Rapid separation of the plastid, mitochondrial, and cytoplasmic fractions from intact leaf protoplasts of Avena

Abstract

Purified intact protoplasts were isolated from etiolated and greening leaves of Avena sativa. They were ruptured by forcing them through a 20-μm aperture nylon net and immediately thereafter fractionated into a pure pellet of plastids (well above 70% of total plastids), a layer of mitochondria only slightly contaminated by other cellular constituents (about 50% of total mitochondria), and a cytoplasmic supernatant. This was achieved within 60 s by an integrated method of homogenation of protoplasts and centrifugal filtration of the homogenate on a gradient of silicone oils, contained together with the nylon net in 450 μl microtubes, and verified by comparing the levels of activity of specific markers within the three fractions obtained.
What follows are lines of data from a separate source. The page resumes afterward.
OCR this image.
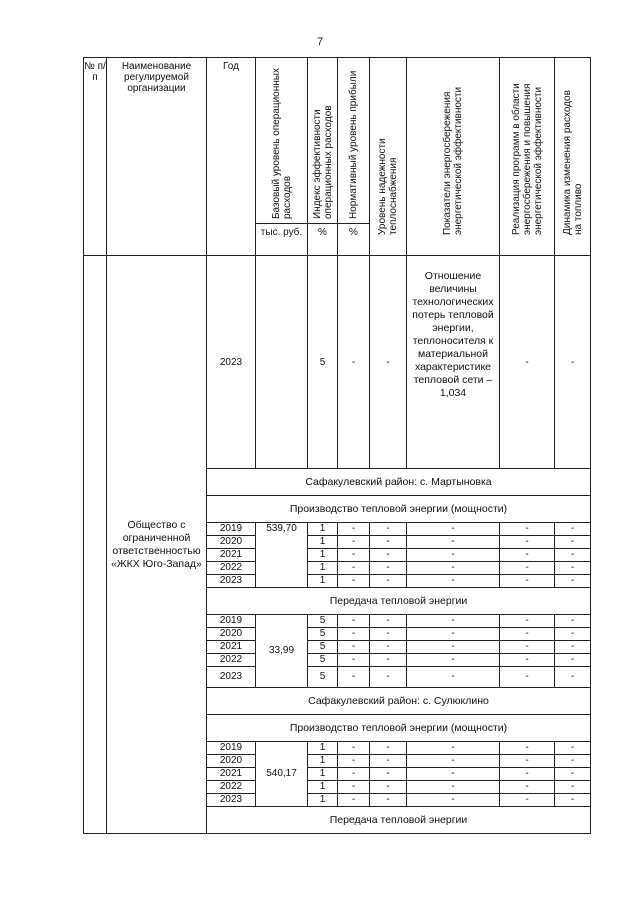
7
№ п/п	Наименование регулируемой организации	Год	Базовый уровень операционных расходов	Индекс эффективности операционных расходов	Нормативный уровень прибыли	Уровень надежности теплоснабжения	Показатели энергосбережения энергетической эффективности	Реализация программ в области энергосбережения и повышения энергетической эффективности	Динамика изменения расходов на топливо
			тыс. руб.	%	%				
	Общество с ограниченной ответственностью «ЖКХ Юго-Запад»	2023		5	-	-	Отношение величины технологических потерь тепловой энергии, теплоносителя к материальной характеристике тепловой сети – 1,034	-	-
		Сафакулевский район: с. Мартыновка							
		Производство тепловой энергии (мощности)							
		2019	539,70	1	-	-	-	-	-
		2020		1	-	-	-	-	-
		2021		1	-	-	-	-	-
		2022		1	-	-	-	-	-
		2023		1	-	-	-	-	-
		Передача тепловой энергии							
		2019	33,99	5	-	-	-	-	-
		2020		5	-	-	-	-	-
		2021		5	-	-	-	-	-
		2022		5	-	-	-	-	-
		2023		5	-	-	-	-	-
		Сафакулевский район: с. Сулюклино							
		Производство тепловой энергии (мощности)							
		2019	540,17	1	-	-	-	-	-
		2020		1	-	-	-	-	-
		2021		1	-	-	-	-	-
		2022		1	-	-	-	-	-
		2023		1	-	-	-	-	-
		Передача тепловой энергии							
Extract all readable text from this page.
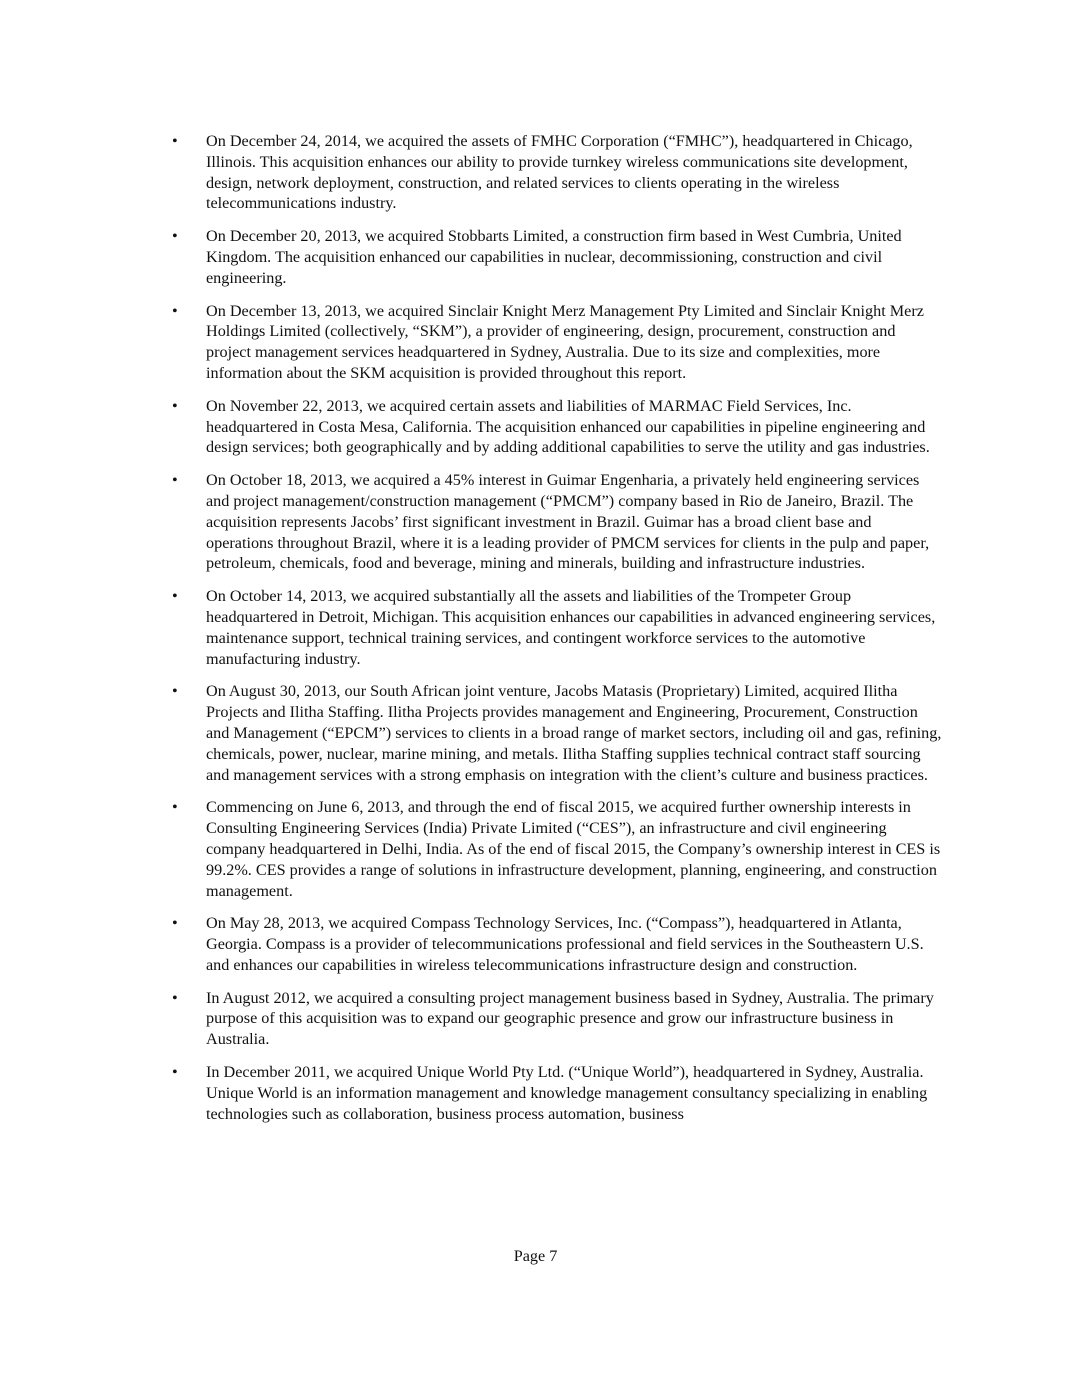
•	On December 24, 2014, we acquired the assets of FMHC Corporation (“FMHC”), headquartered in Chicago, Illinois. This acquisition enhances our ability to provide turnkey wireless communications site development, design, network deployment, construction, and related services to clients operating in the wireless telecommunications industry.
•	On December 20, 2013, we acquired Stobbarts Limited, a construction firm based in West Cumbria, United Kingdom. The acquisition enhanced our capabilities in nuclear, decommissioning, construction and civil engineering.
•	On December 13, 2013, we acquired Sinclair Knight Merz Management Pty Limited and Sinclair Knight Merz Holdings Limited (collectively, “SKM”), a provider of engineering, design, procurement, construction and project management services headquartered in Sydney, Australia. Due to its size and complexities, more information about the SKM acquisition is provided throughout this report.
•	On November 22, 2013, we acquired certain assets and liabilities of MARMAC Field Services, Inc. headquartered in Costa Mesa, California. The acquisition enhanced our capabilities in pipeline engineering and design services; both geographically and by adding additional capabilities to serve the utility and gas industries.
•	On October 18, 2013, we acquired a 45% interest in Guimar Engenharia, a privately held engineering services and project management/construction management (“PMCM”) company based in Rio de Janeiro, Brazil. The acquisition represents Jacobs’ first significant investment in Brazil. Guimar has a broad client base and operations throughout Brazil, where it is a leading provider of PMCM services for clients in the pulp and paper, petroleum, chemicals, food and beverage, mining and minerals, building and infrastructure industries.
•	On October 14, 2013, we acquired substantially all the assets and liabilities of the Trompeter Group headquartered in Detroit, Michigan. This acquisition enhances our capabilities in advanced engineering services, maintenance support, technical training services, and contingent workforce services to the automotive manufacturing industry.
•	On August 30, 2013, our South African joint venture, Jacobs Matasis (Proprietary) Limited, acquired Ilitha Projects and Ilitha Staffing. Ilitha Projects provides management and Engineering, Procurement, Construction and Management (“EPCM”) services to clients in a broad range of market sectors, including oil and gas, refining, chemicals, power, nuclear, marine mining, and metals. Ilitha Staffing supplies technical contract staff sourcing and management services with a strong emphasis on integration with the client’s culture and business practices.
•	Commencing on June 6, 2013, and through the end of fiscal 2015, we acquired further ownership interests in Consulting Engineering Services (India) Private Limited (“CES”), an infrastructure and civil engineering company headquartered in Delhi, India. As of the end of fiscal 2015, the Company’s ownership interest in CES is 99.2%. CES provides a range of solutions in infrastructure development, planning, engineering, and construction management.
•	On May 28, 2013, we acquired Compass Technology Services, Inc. (“Compass”), headquartered in Atlanta, Georgia. Compass is a provider of telecommunications professional and field services in the Southeastern U.S. and enhances our capabilities in wireless telecommunications infrastructure design and construction.
•	In August 2012, we acquired a consulting project management business based in Sydney, Australia. The primary purpose of this acquisition was to expand our geographic presence and grow our infrastructure business in Australia.
•	In December 2011, we acquired Unique World Pty Ltd. (“Unique World”), headquartered in Sydney, Australia. Unique World is an information management and knowledge management consultancy specializing in enabling technologies such as collaboration, business process automation, business
Page 7
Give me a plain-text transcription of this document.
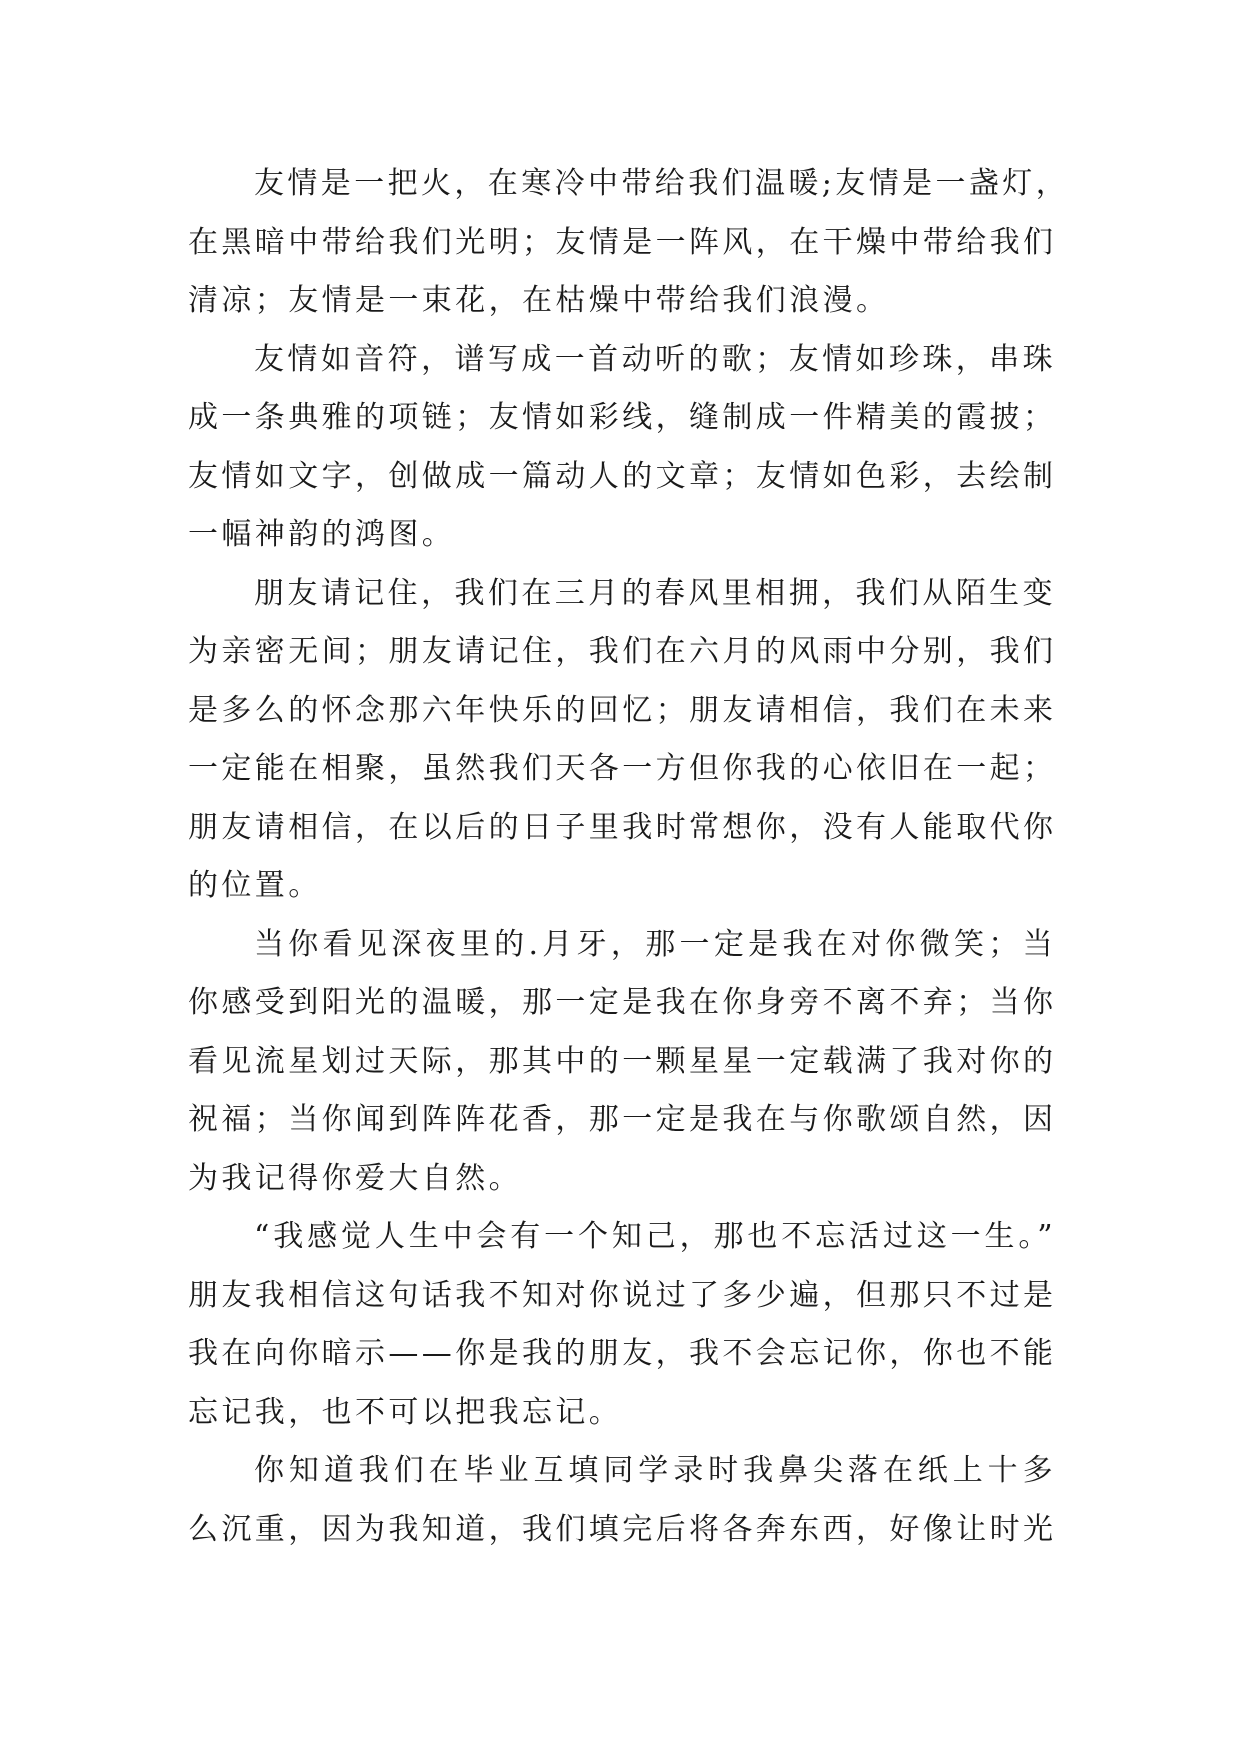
友情是一把火，在寒冷中带给我们温暖;友情是一盏灯，
在黑暗中带给我们光明；友情是一阵风，在干燥中带给我们
清凉；友情是一束花，在枯燥中带给我们浪漫。
友情如音符，谱写成一首动听的歌；友情如珍珠，串珠
成一条典雅的项链；友情如彩线，缝制成一件精美的霞披；
友情如文字，创做成一篇动人的文章；友情如色彩，去绘制
一幅神韵的鸿图。
朋友请记住，我们在三月的春风里相拥，我们从陌生变
为亲密无间；朋友请记住，我们在六月的风雨中分别，我们
是多么的怀念那六年快乐的回忆；朋友请相信，我们在未来
一定能在相聚，虽然我们天各一方但你我的心依旧在一起；
朋友请相信，在以后的日子里我时常想你，没有人能取代你
的位置。
当你看见深夜里的.月牙，那一定是我在对你微笑；当
你感受到阳光的温暖，那一定是我在你身旁不离不弃；当你
看见流星划过天际，那其中的一颗星星一定载满了我对你的
祝福；当你闻到阵阵花香，那一定是我在与你歌颂自然，因
为我记得你爱大自然。
“我感觉人生中会有一个知己，那也不忘活过这一生。”
朋友我相信这句话我不知对你说过了多少遍，但那只不过是
我在向你暗示——你是我的朋友，我不会忘记你，你也不能
忘记我，也不可以把我忘记。
你知道我们在毕业互填同学录时我鼻尖落在纸上十多
么沉重，因为我知道，我们填完后将各奔东西，好像让时光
With appropriate modifications to immediately quench metabolic reactions within the fractions, this method allows the determination of metabolite levels within plastids, mitochondria, and the cytoplasmic compartment of intact protoplasts. The applicability of this technique is demonstrated by the determination of ATP in the plastids, mitochondria, and the cytoplasm of protoplasts obtained from etiolated and greening primary leaves of Avena. The levels of ATP, corrected for contamination of the fractions by each other, exhibit a pronounced transient increase during greening, especially within the cytoplasm.